In the chapter on the Western Plateau, you’ll read about “The Local Drop”: “No one spends much time in Sasava without being offered a glass of biljgum, the locally brewed brandy. This highly scented, thick liqueur is quite unlike anything you’ve ever tasted – unless you’ve inadvertently swallowed fabric conditioner – and is generally offered at the end of a meal as a means of prompting guests to leave.”
Now, this is all good fun, but isn’t there also a touch of cruelty here, an underlying insensitivity to the cultural traditions of countries economically disadvantaged by years of war and/or indentured servitude to totalitarian regimes? Yes – but so what?
The reality is, much of the European landmass is pockmarked by mortar shells and massacre sites, radioactive debris and ugly apartment blocks, and no amount of typical guidebook fluff can will that away. There is a reason many rural areas in Hungary, Romania, and Belarus are so glum: They have never really recovered from their peoples’ passivity when faced with the plunder of their neighbors’ property and worse. In some respects there is precious little that separates such places from Molvania, “the world’s number one producer of beetroot and birthplace of the whooping cough.”

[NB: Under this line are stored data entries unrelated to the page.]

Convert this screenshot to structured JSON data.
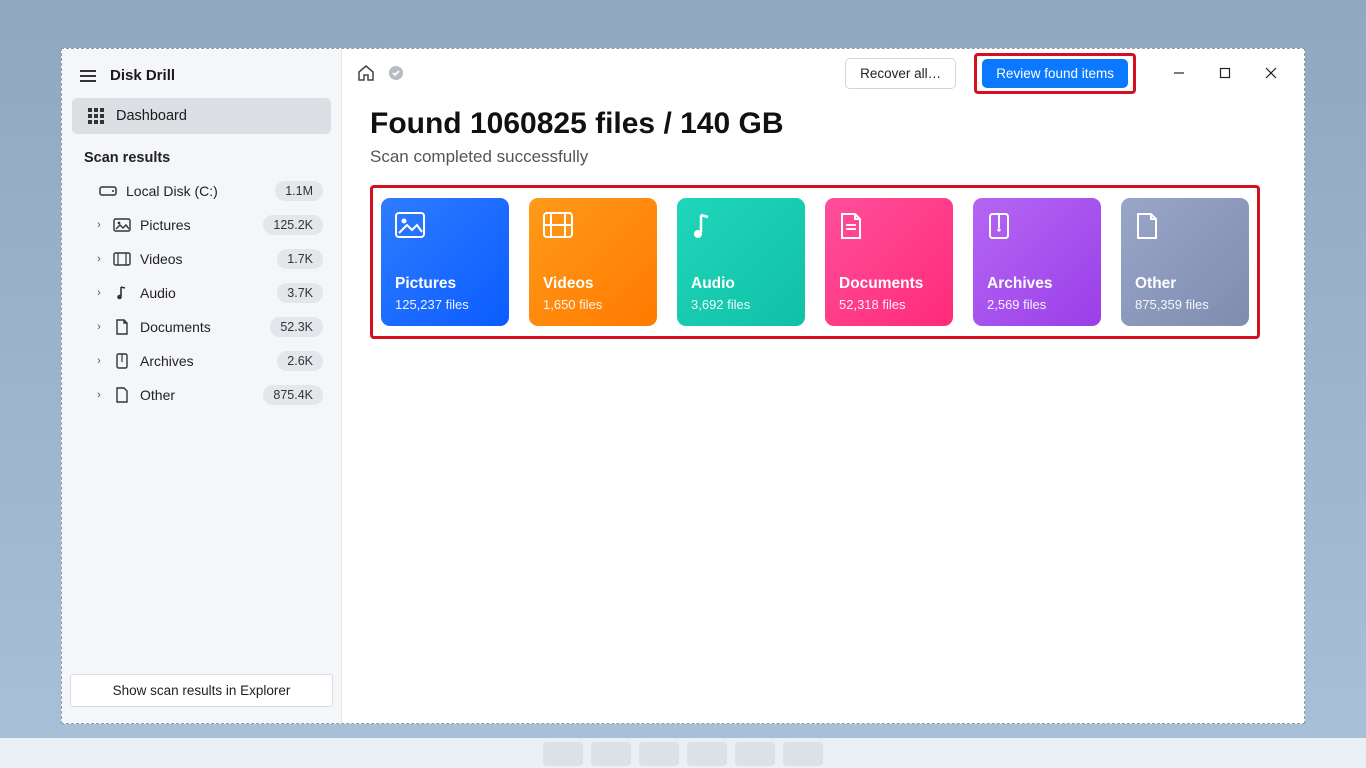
{
  "app": {
    "title": "Disk Drill"
  },
  "sidebar": {
    "dashboard_label": "Dashboard",
    "section_label": "Scan results",
    "root": {
      "label": "Local Disk (C:)",
      "count": "1.1M"
    },
    "items": [
      {
        "label": "Pictures",
        "count": "125.2K"
      },
      {
        "label": "Videos",
        "count": "1.7K"
      },
      {
        "label": "Audio",
        "count": "3.7K"
      },
      {
        "label": "Documents",
        "count": "52.3K"
      },
      {
        "label": "Archives",
        "count": "2.6K"
      },
      {
        "label": "Other",
        "count": "875.4K"
      }
    ],
    "footer_button": "Show scan results in Explorer"
  },
  "toolbar": {
    "recover_label": "Recover all…",
    "review_label": "Review found items"
  },
  "summary": {
    "headline": "Found 1060825 files / 140 GB",
    "subline": "Scan completed successfully"
  },
  "cards": [
    {
      "key": "pictures",
      "title": "Pictures",
      "count": "125,237 files"
    },
    {
      "key": "videos",
      "title": "Videos",
      "count": "1,650 files"
    },
    {
      "key": "audio",
      "title": "Audio",
      "count": "3,692 files"
    },
    {
      "key": "documents",
      "title": "Documents",
      "count": "52,318 files"
    },
    {
      "key": "archives",
      "title": "Archives",
      "count": "2,569 files"
    },
    {
      "key": "other",
      "title": "Other",
      "count": "875,359 files"
    }
  ]
}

An even more subversive punch is directed at the writers of guidebooks. Note the qualifications of imagined contributor Philippe Miseree: “A professional traveler since his youth, there is not a city or town Philippe has not recently been disappointed by. No matter how obscure the destination you can bet he has been there before you and found it not half as good as it was in the 1970s.” The conceit common to “Lonely Planet”-style guides, that someone else knows not only what was best for him but what will be best for you, too, is apparently ripe for renovation.
Every vocation is slightly ridiculous when you stop to consider it closely, but a prime example is the writing of guidebooks. What kind of people are we if we need users’ manuals for our very surroundings, foreign or otherwise? While guidebooks have their place, often it is on the shelf back home, because as travel companions they too often lead to a scripted experience, which is to say a false experience. Sometimes, the best you can do is simply drift.

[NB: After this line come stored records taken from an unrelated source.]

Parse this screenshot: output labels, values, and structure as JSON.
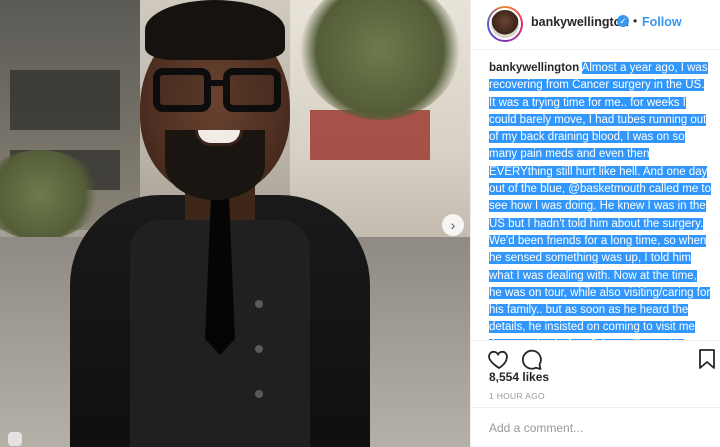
{
  "post": {
    "username": "bankywellington",
    "separator": "•",
    "follow_label": "Follow",
    "caption_username": "bankywellington",
    "caption_text": "Almost a year ago, I was recovering from Cancer surgery in the US. It was a trying time for me.. for weeks I could barely move, I had tubes running out of my back draining blood, I was on so many pain meds and even then EVERYthing still hurt like hell. And one day out of the blue, @basketmouth called me to see how I was doing. He knew I was in the US but I hadn't told him about the surgery. We'd been friends for a long time, so when he sensed something was up, I told him what I was dealing with. Now at the time, he was on tour, while also visiting/caring for his family.. but as soon as he heard the details, he insisted on coming to visit me the next day before flying to Texas. He asked if I needed anything and I said no, but he kept insisting that there must be some groceries or. Much later, when that was finished, we",
    "likes": "8,554 likes",
    "timestamp": "1 HOUR AGO",
    "comment_placeholder": "Add a comment...",
    "next_arrow": "›",
    "verified_glyph": "✓"
  },
  "icons": {
    "like": "heart-icon",
    "comment": "comment-icon",
    "save": "bookmark-icon",
    "next": "chevron-right-icon",
    "verified": "verified-badge-icon"
  },
  "colors": {
    "accent": "#3897f0",
    "selection": "#3297fd",
    "text": "#262626",
    "muted": "#999999"
  }
}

By creating the definitive brief of a bogus country, the authors have not only lobbed a welcome grenade at an entire overheated industry but unwittingly held up a mirror to the face of global tourism, with its shell-shocked global villagers and increasingly extortionate departure taxes, luxury hotel organizations, and environmental groups that exist only on paper, and countries that sell out their perhaps limited cultural resources for the sake of a quick buck. Whether you’re going everywhere in the world or nowhere at all, the exuberantly acerbic “Molvania” is the essential guide. Buy it and you’ll be laughing your way to a revelation.
Mr. Grant created Split, an “anti-tourism travel review” on the Internet, from 1995 to 2000, and currently writes for www.bonjourparis.com. His latest guidebook is “ACCESS Paris” (HarperCollinsPublishers).